En los años ‘60 quedaba solo un ejemplar de toromiro (Sophora toromiro) en Isla de Pascua, el árbol sagrado y milenario de Rapa Nui, único en el mundo y endémico de la isla, con el que históricamente los locales fabricaban sus objetos ceremoniales tallados en madera. De él, antes de morir, se realizaron dos colectas de semillas, las que se convirtieron en la única esperanza para reproducir la especie ya extinta en su estado natural.
En la cruzada de seis décadas por traerlo nuevamente a la vida, CMPC ha jugado un papel clave y durante los últimos 19 años ha trabajado con universidades internacionales, la Universidad de Concepción, el Jardín Botánico de Viña del Mar, Conaf y el doctor en Botánica Jaime Espejo para reinsertarlo en la isla.
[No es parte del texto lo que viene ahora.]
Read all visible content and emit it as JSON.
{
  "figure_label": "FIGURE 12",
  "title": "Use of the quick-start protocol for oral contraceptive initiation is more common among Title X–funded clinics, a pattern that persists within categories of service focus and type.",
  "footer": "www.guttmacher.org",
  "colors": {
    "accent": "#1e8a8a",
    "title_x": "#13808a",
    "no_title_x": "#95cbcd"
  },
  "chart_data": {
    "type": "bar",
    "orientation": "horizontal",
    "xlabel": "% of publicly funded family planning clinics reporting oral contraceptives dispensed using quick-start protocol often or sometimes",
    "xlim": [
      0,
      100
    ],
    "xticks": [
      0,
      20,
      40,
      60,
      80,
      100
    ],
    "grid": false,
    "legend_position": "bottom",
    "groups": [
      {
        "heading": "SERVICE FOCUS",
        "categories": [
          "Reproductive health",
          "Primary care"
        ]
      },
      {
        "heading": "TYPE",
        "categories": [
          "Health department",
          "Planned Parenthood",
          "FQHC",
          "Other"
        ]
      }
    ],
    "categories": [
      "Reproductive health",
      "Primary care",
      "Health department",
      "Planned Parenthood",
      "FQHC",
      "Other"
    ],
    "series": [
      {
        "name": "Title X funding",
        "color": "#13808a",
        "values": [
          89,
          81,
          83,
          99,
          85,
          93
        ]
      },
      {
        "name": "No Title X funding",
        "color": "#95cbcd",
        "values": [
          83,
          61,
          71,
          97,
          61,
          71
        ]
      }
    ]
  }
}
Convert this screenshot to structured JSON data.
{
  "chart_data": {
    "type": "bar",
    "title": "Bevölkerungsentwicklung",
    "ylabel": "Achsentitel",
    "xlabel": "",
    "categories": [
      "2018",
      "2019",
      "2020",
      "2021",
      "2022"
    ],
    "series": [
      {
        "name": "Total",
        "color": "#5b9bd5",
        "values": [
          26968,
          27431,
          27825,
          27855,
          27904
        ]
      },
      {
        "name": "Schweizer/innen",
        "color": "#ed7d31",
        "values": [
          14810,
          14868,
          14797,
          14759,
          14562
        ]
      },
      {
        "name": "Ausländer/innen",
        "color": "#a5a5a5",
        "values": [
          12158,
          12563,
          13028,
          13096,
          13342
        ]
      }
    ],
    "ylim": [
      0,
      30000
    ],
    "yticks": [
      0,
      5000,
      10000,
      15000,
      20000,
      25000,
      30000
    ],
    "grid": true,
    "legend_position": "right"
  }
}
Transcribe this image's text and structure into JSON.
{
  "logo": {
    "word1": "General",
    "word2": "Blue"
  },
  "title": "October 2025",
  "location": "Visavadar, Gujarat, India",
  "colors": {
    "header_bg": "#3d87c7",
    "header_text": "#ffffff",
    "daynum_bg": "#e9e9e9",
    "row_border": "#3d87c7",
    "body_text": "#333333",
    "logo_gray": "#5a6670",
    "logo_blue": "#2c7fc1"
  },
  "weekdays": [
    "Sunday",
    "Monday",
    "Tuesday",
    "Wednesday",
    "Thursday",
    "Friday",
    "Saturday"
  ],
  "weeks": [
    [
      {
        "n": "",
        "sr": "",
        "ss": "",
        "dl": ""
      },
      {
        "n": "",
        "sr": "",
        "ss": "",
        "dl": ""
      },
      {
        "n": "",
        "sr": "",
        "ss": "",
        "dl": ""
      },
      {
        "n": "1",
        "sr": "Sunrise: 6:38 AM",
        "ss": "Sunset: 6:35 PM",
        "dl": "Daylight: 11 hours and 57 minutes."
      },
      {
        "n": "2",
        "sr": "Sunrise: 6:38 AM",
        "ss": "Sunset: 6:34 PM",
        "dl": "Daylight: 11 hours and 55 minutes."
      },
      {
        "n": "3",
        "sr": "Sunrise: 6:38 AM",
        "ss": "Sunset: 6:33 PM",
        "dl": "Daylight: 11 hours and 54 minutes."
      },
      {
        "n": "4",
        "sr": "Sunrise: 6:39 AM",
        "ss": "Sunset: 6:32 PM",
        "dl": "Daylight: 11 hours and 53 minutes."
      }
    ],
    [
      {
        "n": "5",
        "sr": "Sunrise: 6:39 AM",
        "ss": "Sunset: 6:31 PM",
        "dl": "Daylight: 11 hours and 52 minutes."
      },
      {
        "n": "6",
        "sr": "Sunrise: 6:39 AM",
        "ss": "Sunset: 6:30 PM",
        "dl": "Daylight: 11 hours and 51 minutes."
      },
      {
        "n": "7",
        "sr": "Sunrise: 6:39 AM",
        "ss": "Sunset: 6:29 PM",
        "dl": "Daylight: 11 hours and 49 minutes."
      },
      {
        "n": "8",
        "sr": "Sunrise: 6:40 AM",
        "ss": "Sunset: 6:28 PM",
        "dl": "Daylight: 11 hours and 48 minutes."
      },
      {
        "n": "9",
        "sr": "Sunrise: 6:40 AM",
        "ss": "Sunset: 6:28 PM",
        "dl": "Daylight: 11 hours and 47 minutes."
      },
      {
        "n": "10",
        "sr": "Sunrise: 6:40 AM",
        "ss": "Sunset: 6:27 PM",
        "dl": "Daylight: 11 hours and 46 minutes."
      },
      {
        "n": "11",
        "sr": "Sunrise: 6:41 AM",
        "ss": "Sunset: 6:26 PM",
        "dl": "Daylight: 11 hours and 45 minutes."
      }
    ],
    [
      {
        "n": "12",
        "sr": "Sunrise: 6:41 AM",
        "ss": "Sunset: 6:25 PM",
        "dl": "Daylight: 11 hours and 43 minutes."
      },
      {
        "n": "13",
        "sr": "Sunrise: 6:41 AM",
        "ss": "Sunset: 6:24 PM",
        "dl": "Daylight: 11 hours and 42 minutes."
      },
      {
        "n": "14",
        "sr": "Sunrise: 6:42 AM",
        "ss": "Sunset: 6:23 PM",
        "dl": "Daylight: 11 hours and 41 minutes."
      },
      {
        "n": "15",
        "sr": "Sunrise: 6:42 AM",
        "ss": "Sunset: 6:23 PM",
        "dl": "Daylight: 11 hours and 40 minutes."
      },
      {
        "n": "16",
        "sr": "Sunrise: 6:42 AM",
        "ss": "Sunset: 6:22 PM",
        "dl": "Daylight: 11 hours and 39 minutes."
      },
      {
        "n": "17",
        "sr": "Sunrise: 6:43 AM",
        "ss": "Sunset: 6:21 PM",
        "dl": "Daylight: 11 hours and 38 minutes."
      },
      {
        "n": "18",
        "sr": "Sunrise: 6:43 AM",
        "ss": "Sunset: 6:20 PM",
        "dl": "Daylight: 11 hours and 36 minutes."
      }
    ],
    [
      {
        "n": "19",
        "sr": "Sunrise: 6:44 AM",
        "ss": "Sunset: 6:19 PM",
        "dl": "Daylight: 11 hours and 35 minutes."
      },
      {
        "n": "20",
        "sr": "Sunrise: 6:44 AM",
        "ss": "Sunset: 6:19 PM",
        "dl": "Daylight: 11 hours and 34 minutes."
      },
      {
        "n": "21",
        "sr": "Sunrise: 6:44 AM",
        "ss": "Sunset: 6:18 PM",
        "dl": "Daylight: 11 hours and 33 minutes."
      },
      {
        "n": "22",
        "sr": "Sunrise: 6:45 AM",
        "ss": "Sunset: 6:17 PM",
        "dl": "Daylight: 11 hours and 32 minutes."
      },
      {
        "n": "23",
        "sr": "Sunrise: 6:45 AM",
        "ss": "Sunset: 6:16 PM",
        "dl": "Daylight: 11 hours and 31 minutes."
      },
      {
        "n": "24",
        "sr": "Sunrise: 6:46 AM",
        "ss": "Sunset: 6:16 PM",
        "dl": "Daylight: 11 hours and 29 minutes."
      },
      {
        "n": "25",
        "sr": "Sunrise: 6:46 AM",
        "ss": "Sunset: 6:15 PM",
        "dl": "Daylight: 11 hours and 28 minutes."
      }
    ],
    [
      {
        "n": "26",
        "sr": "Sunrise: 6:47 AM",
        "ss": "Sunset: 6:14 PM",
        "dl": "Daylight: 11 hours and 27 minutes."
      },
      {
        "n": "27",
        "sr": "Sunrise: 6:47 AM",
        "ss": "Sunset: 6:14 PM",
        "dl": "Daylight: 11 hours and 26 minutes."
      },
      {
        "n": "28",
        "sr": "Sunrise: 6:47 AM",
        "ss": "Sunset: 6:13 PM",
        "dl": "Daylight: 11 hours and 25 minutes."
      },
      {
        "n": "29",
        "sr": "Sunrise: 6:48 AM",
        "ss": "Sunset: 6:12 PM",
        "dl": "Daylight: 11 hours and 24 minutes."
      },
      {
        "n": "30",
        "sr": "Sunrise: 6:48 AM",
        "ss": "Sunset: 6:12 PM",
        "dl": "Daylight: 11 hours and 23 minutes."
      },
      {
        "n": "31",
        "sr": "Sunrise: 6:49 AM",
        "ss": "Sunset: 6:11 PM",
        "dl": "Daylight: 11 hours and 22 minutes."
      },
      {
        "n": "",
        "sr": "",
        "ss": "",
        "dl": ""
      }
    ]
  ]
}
“Cada vez que sabemos de árboles amenazados, vemos la posibilidad de aplicar todo el conocimiento de especies que tenemos para apoyar la restauración o conservación de estas especies en peligro”, contó a DF el gerente de planificación y tecnología forestal de la compañía, Jean Pierre Lasserre.
Tras años de prueba y error en los laboratorios y viveros de CMPC ubicados en la Región del Biobío, en 2025, esta verdadera cofradía por el toromiro logró enviar 287 plántulas -semillas germinadas- a Isla de Pascua. “Hoy están en el vivero de Conaf y están creciendo muy bien”, comentó Lasserre. Y agregó: “Ya creemos estar seguros de que el toromiro actualmente puede prosperar en Rapa Nui. Podemos hablar de ‘éxito’”.
Según el ejecutivo, ahora vienen dos grandes desafíos por delante. El primero, demostrar con una prueba piloto, en una pequeña parcela, que el árbol de flores amarillas puede crecer fuera del vivero.
El segundo, es un proyecto aún en desarrollo: entregarle a cada familia de la isla una planta de toromiro para que la cuiden y hagan crecer en su jardín y así ayudar a repoblar la tierra de los moais.
“Estamos en condiciones de producir, sin ningún problema, alrededor de 1.000 plantas anuales para llevarlas a la isla, hacerlas pasar por el vivero y, en dos o tres años, estar en condiciones de donar unas 2 mil o 3 mil a las familias locales”. En eso, y en que los árboles pioneros sigan echando raíces en su tierra original, están los esfuerzos hoy.
La Gerencia de Bosques de Restauración y Conservación de CMPC trabaja también con otras especies, como la adesmia, el castaño de O’Higgins, la araucaria, el canelo, el quillay, copihue, entre otros.